L'amico Andrea Montagner mi segnala un passo del volume Europa plurilingue dei tipi di Vita e Pensiero (2005), atti di un convegno tenuto all'Università Cattolica. Il passo è il seguente:
Per tutte queste ragioni, nonostante la indiscutibile disillusione che la lingua inglese va sempre di più raggiungendo nell'area comunitaria, è impensabile che il regime linguistico comunitario evolva vervo una scelta per l'uniformità a favore della lingua inglese e comunque a favore di qualsiasi altra lingua, sia questa l'esperanto o l'eurocratese (per tale intendendosi uan sorta di inglese "addomesticato" utilizzato dalla burocrazia comunitaria).
Tenendo presente il fatto che non ho letto il libro, commento solo il passo. Cosa si intende per "regime linguistico comunitario"? Come il recente articolo (2006) Managing Multilingualism in the European Union di Michele Gazzola mostra, pubblicato su su Language Policy, esistono diversi regimi linguistici nella UE a seconda delle situazioni, e tutti riguardanti strutture interne dell'Unione (Parlamento, Agenzie, etc.).
Non c'è, e non può esserci a livello comunitario, un "regime" linguistico (brutta parola! politiche linguistiche, semmai) riguardante i cittadini d'Europa come un unico insieme, perché questo è demandato agli Stati membri.
È vero che non può essere scelta una lingua X per "uniformare" i "regimi" linguistici UE. E ci mancherebbe.
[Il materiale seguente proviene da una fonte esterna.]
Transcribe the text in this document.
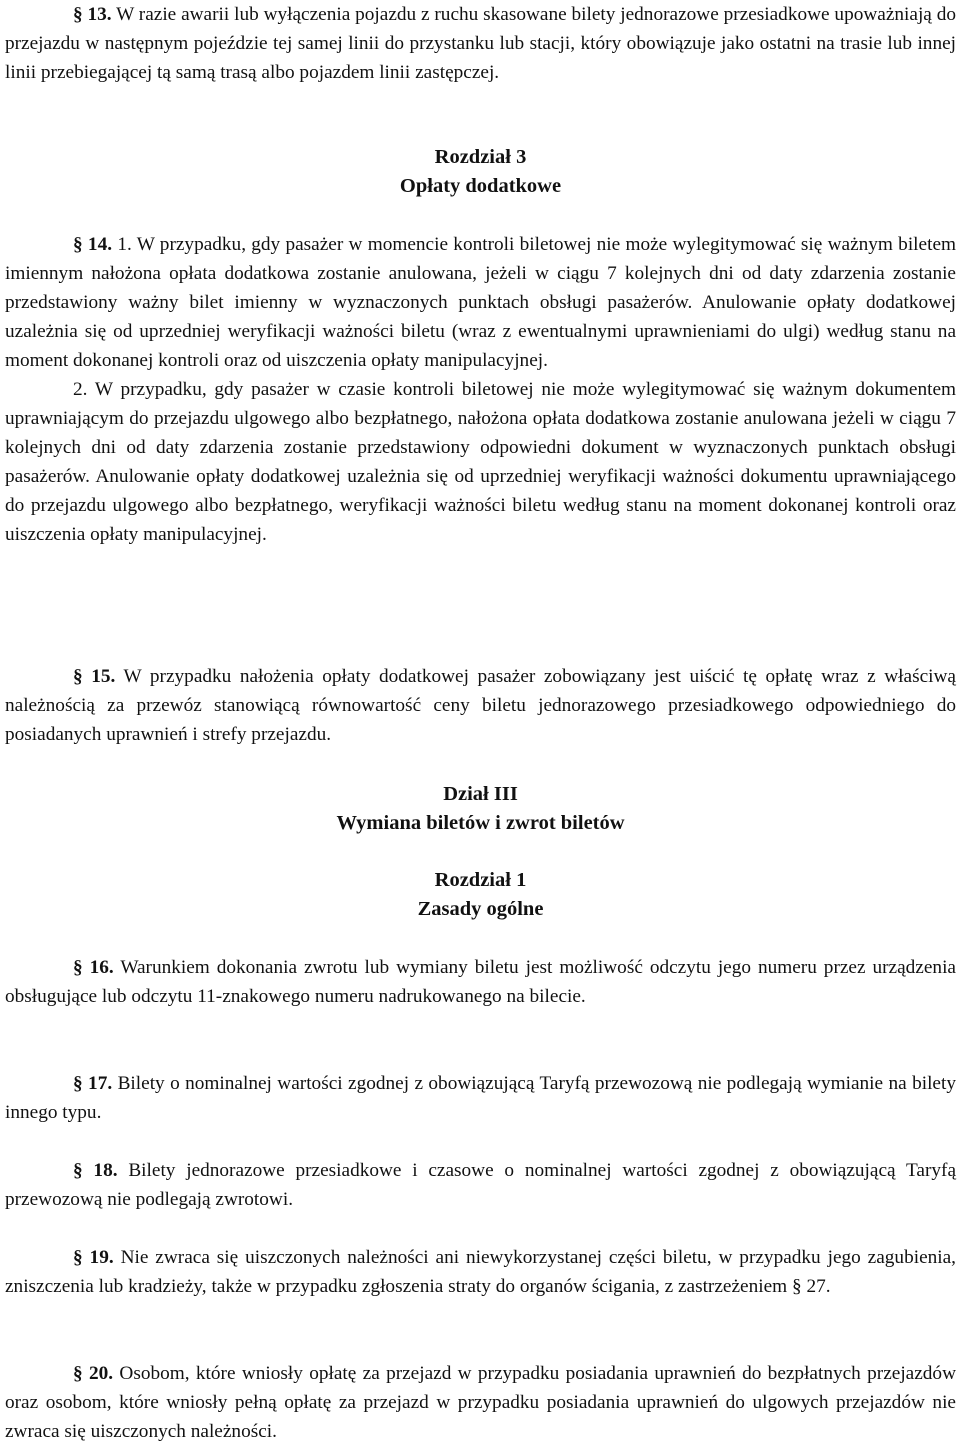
§ 13. W razie awarii lub wyłączenia pojazdu z ruchu skasowane bilety jednorazowe przesiadkowe upoważniają do przejazdu w następnym pojeździe tej samej linii do przystanku lub stacji, który obowiązuje jako ostatni na trasie lub innej linii przebiegającej tą samą trasą albo pojazdem linii zastępczej.

Rozdział 3

Opłaty dodatkowe

§ 14. 1. W przypadku, gdy pasażer w momencie kontroli biletowej nie może wylegitymować się ważnym biletem imiennym nałożona opłata dodatkowa zostanie anulowana, jeżeli w ciągu 7 kolejnych dni od daty zdarzenia zostanie przedstawiony ważny bilet imienny w wyznaczonych punktach obsługi pasażerów. Anulowanie opłaty dodatkowej uzależnia się od uprzedniej weryfikacji ważności biletu (wraz z ewentualnymi uprawnieniami do ulgi) według stanu na moment dokonanej kontroli oraz od uiszczenia opłaty manipulacyjnej.

2. W przypadku, gdy pasażer w czasie kontroli biletowej nie może wylegitymować się ważnym dokumentem uprawniającym do przejazdu ulgowego albo bezpłatnego, nałożona opłata dodatkowa zostanie anulowana jeżeli w ciągu 7 kolejnych dni od daty zdarzenia zostanie przedstawiony odpowiedni dokument w wyznaczonych punktach obsługi pasażerów. Anulowanie opłaty dodatkowej uzależnia się od uprzedniej weryfikacji ważności dokumentu uprawniającego do przejazdu ulgowego albo bezpłatnego, weryfikacji ważności biletu według stanu na moment dokonanej kontroli oraz uiszczenia opłaty manipulacyjnej.

§ 15. W przypadku nałożenia opłaty dodatkowej pasażer zobowiązany jest uiścić tę opłatę wraz z właściwą należnością za przewóz stanowiącą równowartość ceny biletu jednorazowego przesiadkowego odpowiedniego do posiadanych uprawnień i strefy przejazdu.

Dział III

Wymiana biletów i zwrot biletów

Rozdział 1

Zasady ogólne

§ 16. Warunkiem dokonania zwrotu lub wymiany biletu jest możliwość odczytu jego numeru przez urządzenia obsługujące lub odczytu 11-znakowego numeru nadrukowanego na bilecie.

§ 17. Bilety o nominalnej wartości zgodnej z obowiązującą Taryfą przewozową nie podlegają wymianie na bilety innego typu.

§ 18. Bilety jednorazowe przesiadkowe i czasowe o nominalnej wartości zgodnej z obowiązującą Taryfą przewozową nie podlegają zwrotowi.

§ 19. Nie zwraca się uiszczonych należności ani niewykorzystanej części biletu, w przypadku jego zagubienia, zniszczenia lub kradzieży, także w przypadku zgłoszenia straty do organów ścigania, z zastrzeżeniem § 27.

§ 20. Osobom, które wniosły opłatę za przejazd w przypadku posiadania uprawnień do bezpłatnych przejazdów oraz osobom, które wniosły pełną opłatę za przejazd w przypadku posiadania uprawnień do ulgowych przejazdów nie zwraca się uiszczonych należności.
La diversità linguistica è un diritto e un patrimonio da preservare e da promuovere. Siamo tutti d'accordo su questo. Ma le politiche linguistiche UE lassez faire analizzate spietatamente nel libro di Robert Phillipson English-Only Europe? questo diritto lo stanno violando, di continuo, a favore di una cieca e incontrollata avanzata di uno strano inglese che il passo citato giustamente stigmatizza (e questa è una realtà).
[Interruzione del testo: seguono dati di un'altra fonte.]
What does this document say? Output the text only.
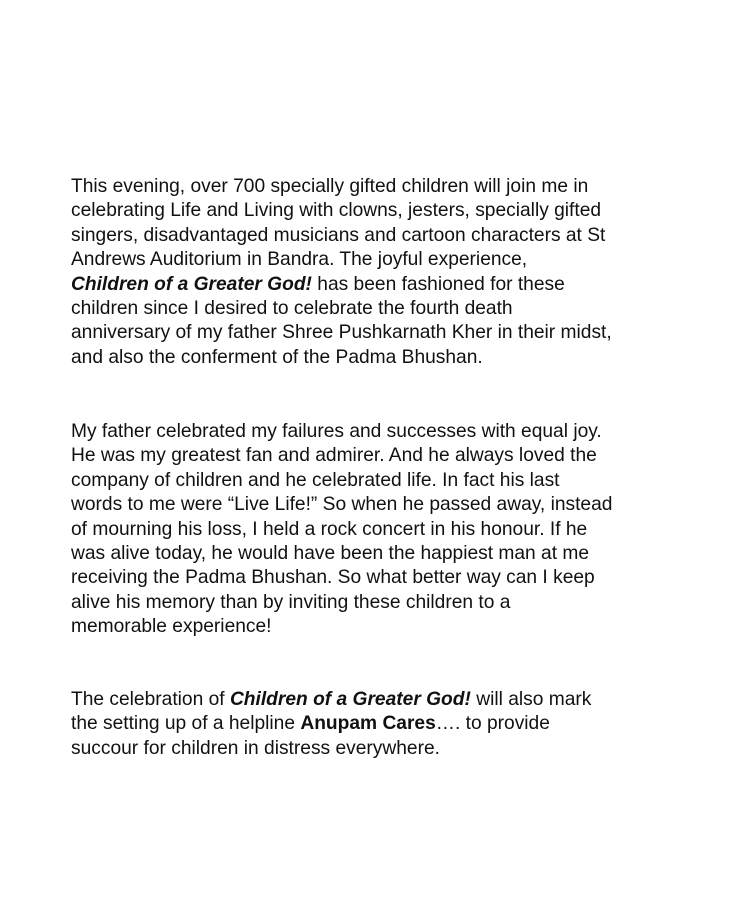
This evening, over 700 specially gifted children will join me in
celebrating Life and Living with clowns, jesters, specially gifted
singers, disadvantaged musicians and cartoon characters at St
Andrews Auditorium in Bandra. The joyful experience,
Children of a Greater God! has been fashioned for these
children since I desired to celebrate the fourth death
anniversary of my father Shree Pushkarnath Kher in their midst,
and also the conferment of the Padma Bhushan.

My father celebrated my failures and successes with equal joy.
He was my greatest fan and admirer. And he always loved the
company of children and he celebrated life. In fact his last
words to me were “Live Life!” So when he passed away, instead
of mourning his loss, I held a rock concert in his honour. If he
was alive today, he would have been the happiest man at me
receiving the Padma Bhushan. So what better way can I keep
alive his memory than by inviting these children to a
memorable experience!

The celebration of Children of a Greater God! will also mark
the setting up of a helpline Anupam Cares…. to provide
succour for children in distress everywhere.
Il povero esperanto, negletto com'è dalle istituzioni, non c'entra niente! Poiché la sua origine è di lingua artificiale, gli vengono proiettate tutte i vizi nefandi che l'inglese ha oggigiorno sul Vecchio Continente e oltre, ma in realtà da un punto di vista sociolinguistico è una lingua minoritaria, piuttosto che una lingua egemone...
Nello specifico, delle politiche linguistiche coordinate verticali a tre livelli sono l'unica soluzione, secondo me, dove l'esperanto ha delle chance e l'Unione Europea anche.
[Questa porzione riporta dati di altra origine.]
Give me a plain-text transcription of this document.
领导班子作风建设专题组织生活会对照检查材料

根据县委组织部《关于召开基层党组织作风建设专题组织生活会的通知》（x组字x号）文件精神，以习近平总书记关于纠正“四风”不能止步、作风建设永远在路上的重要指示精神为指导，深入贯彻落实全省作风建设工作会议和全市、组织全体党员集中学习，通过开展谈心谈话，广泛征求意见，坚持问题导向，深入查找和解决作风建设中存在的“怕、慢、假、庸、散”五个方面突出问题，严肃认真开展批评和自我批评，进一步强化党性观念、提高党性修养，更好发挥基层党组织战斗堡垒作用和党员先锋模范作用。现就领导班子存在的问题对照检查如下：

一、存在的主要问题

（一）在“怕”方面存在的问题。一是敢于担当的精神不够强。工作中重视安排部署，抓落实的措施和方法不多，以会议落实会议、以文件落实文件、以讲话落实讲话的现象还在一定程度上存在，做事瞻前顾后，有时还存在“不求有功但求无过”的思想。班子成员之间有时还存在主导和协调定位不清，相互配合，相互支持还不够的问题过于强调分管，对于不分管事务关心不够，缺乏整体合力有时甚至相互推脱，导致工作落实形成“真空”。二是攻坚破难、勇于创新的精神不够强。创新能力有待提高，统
1. lingua regionale / minoritaria / a scelta (gallego, napoletano, gallese...)
2. lingua nazionale / territoriale (italiano, francese, tedesco, inglese...)
3. lingua sovrannazionale (esperanto)
in pratica, gli stati membri dovrebbero garantire a ciascuno una lingua identitaria (livello 1) per mantenere e preservare la diversita' culturale e linguistica (principio della personalità), una lingua nazionale sulla base del territorio (livello 2: esempio: se abito in Olanda per un certo tempo, sono tenuto a sapere l'olandese per far parte della vita civile del Paese) e l'esperanto come terzo livello per garantire un minimo comune denominatore che garantisca la possibilità di comunicare tra tutti gli europei.
Attenzione!
L'esperanto dovrebbe essere "semplicemente" permesso, non imposto. Permettiamo ai nostri studenti di ogni ordine e grado di studiarlo, e i governi dovrebbero incentivare la cosa con progetti comuni, perché no, europei, di acculturazione tramite questo veicolo.
In questo modo si aggirerebbe l'eurocrazia di Bruxelles, che è dedita principalmente a questioni amministrative, e non politiche. Ma si sta parlando del dover-essere, non dell'essere.
In altre parole: lasciate stare il povero esperanto, che non ha mai fatto male a nessuno!